Cholesterol is a waxy, fat-like, natural substance found in all cells of the body. Cholesterol has two sources, your body and the foods you consume. In general, your body produces all the cholesterol it needs for healthy function.
The body uses cholesterol to produce hormones, Vitamin D and bile acids that digest fat. Lipoproteins are carriers that transport cholesterol through your blood stream to your cells. Low density lipoproteins (LDL), high density lipoproteins (HDL) and triglycerides make up your total cholesterol count. Your body needs a balance of LDL and HDL in order to function and stay healthy. As cholesterol is not dissolvable in the body, too much LDL and not enough HDL can lead to a higher risk of heart disease and stroke.
HDL, commonly referred to as the “good cholesterol”, helps prevent LDL or “bad cholesterol” from lodging in your artery walls. HDL is believed to carry cholesterol away from the arteries to the liver where it can be eliminated. When the LDL level is too high, cholesterol builds up in the artery walls causing blockage and reducing the flexibility of the arteries.
Knowing your total blood cholesterol level is the first step toward improved cardiovascular health. The American Heart Association presents the following guidelines:Total Blood Cholesterol Levels:
- Desirable and the lowest risk: Less than 200 mg/dL
- Borderline High and greater risk: 200-239 mg/dL
- High with twice the risk: 240 mg/dL and above
- Near or above optimal: 100-129 mg/dL
- Borderline high: 130-159 mg/dL
- High: 160-189 mg/dL
- Very high: 190 mg/dL and above
- High Risk for Men: Less than 40 mg/dL
- HIgh Risk for Women: Less than 50 mg/dL
- Lower Risk: 40-59 mg/dL
- Lowest Risk: 60 mg/dL and above
Healthy lifestyle habits can make a difference in your total cholesterol levels. The Mayo Clinic recommends these lifestyle guidelines to help reduce cholesterol or enhance the effect of cholesterol lowering medications:
1. Manage your weight. If you are overweight, losing 5-10% of your body weight can significantly reduce your LDL cholesterol.
2. Chose heart healthy foods.
- Saturated fats found in red meat and dairy raise LDL levels. Monosaturated fats found in olive, peanut and canola oils are healthier options. Olive oil, especially, extra virgin, contains antioxidants that lower LDL levels.
- Limit transfats such as those found in fried foods and commercially baked products containing partially hydrogenated oils.
- Reduce cholesterol laden foods such as whole milk dairy products, organ meats and egg yolks.
- Consume more fiber containing fruits and veggies that lower LDL cholesterol.

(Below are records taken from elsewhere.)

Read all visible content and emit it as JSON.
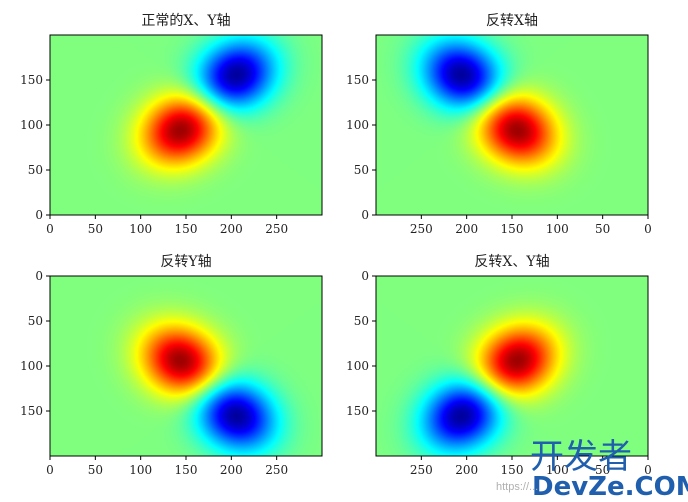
{
  "watermark": {
    "brand_cn": "开发者",
    "brand_en": "DevZe.COM",
    "url": "https://..."
  },
  "chart_data": [
    {
      "type": "heatmap",
      "title": "正常的X、Y轴",
      "colormap": "jet",
      "x_range": [
        0,
        300
      ],
      "y_range": [
        0,
        200
      ],
      "x_inverted": false,
      "y_inverted": false,
      "x_ticks": [
        0,
        50,
        100,
        150,
        200,
        250
      ],
      "y_ticks": [
        0,
        50,
        100,
        150
      ],
      "field": {
        "max_center": [
          145,
          95
        ],
        "min_center": [
          205,
          155
        ]
      }
    },
    {
      "type": "heatmap",
      "title": "反转X轴",
      "colormap": "jet",
      "x_range": [
        300,
        0
      ],
      "y_range": [
        0,
        200
      ],
      "x_inverted": true,
      "y_inverted": false,
      "x_ticks": [
        250,
        200,
        150,
        100,
        50,
        0
      ],
      "y_ticks": [
        0,
        50,
        100,
        150
      ],
      "field": {
        "max_center": [
          145,
          95
        ],
        "min_center": [
          205,
          155
        ]
      }
    },
    {
      "type": "heatmap",
      "title": "反转Y轴",
      "colormap": "jet",
      "x_range": [
        0,
        300
      ],
      "y_range": [
        200,
        0
      ],
      "x_inverted": false,
      "y_inverted": true,
      "x_ticks": [
        0,
        50,
        100,
        150,
        200,
        250
      ],
      "y_ticks": [
        0,
        50,
        100,
        150
      ],
      "field": {
        "max_center": [
          145,
          95
        ],
        "min_center": [
          205,
          155
        ]
      }
    },
    {
      "type": "heatmap",
      "title": "反转X、Y轴",
      "colormap": "jet",
      "x_range": [
        300,
        0
      ],
      "y_range": [
        200,
        0
      ],
      "x_inverted": true,
      "y_inverted": true,
      "x_ticks": [
        250,
        200,
        150,
        100,
        50,
        0
      ],
      "y_ticks": [
        0,
        50,
        100,
        150
      ],
      "field": {
        "max_center": [
          145,
          95
        ],
        "min_center": [
          205,
          155
        ]
      }
    }
  ]
}
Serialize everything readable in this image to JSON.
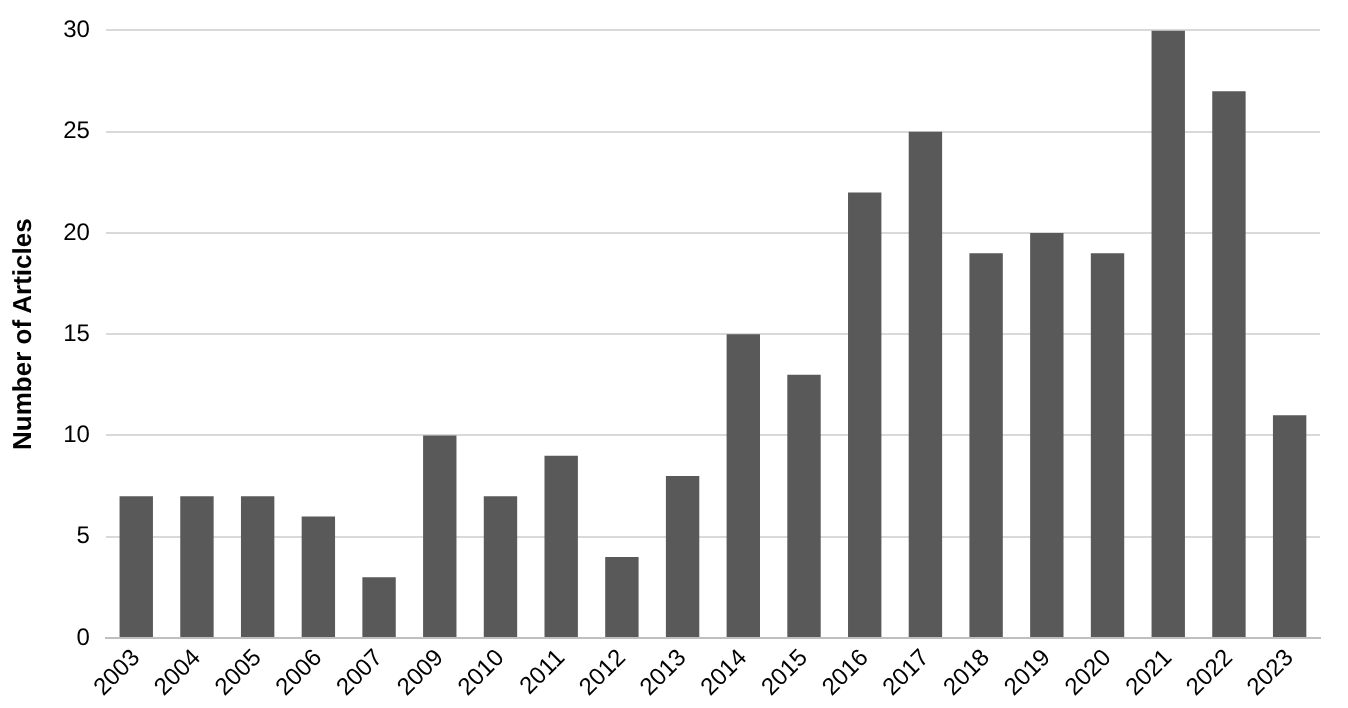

- Fish, such as salmon, herring, mackerel, tuna and sardines, contains Omega 3 fatty acids that can reduce your risk of developing coronary disease.
- Walnuts, almonds, peanuts and hazelnuts are rich in polyunsaturated fatty acids and help keep blood vessels healthy.
- Plant sterols found naturally in grains, vegetables, fruits, beans, nuts and seeds have powerful cholesterol reducing properties.
3. Exercise daily. All activity is helpful, thirty minutes even better. Moderate physical activity can raise HDL levels.
4. Stop smoking. When you do, your blood pressure decreases almost immediately and your risk of heart attack decreases within 24 hours . After one year, a former smoker’s risk is half that of a smoker.
5. Use alcohol in moderation. More than one or two drinks per day can result in higher risk of heart failure or stroke.
Cholesterol levels are affected by age, gender, family health history and diet. Along with your healthy diet and exercise plan, consider these cholesterol affecting supplements to help improve your numbers and your overall heart health.
- Niacin, also known as vitamin B3, raises HDL levels and reduces triglycerides.
- Omega 3 Fatty Acids – Reduces blood pressure and inflammation. Raises HDL levels.
- Plant Sterols – Helps block cholesterol absorption, lowering LDL levels.
- Red Yeast Rice – Thought to lower LDL cholesterol.
- L-Arginine – Improves blood flow to the heart and flexibility of arterial walls.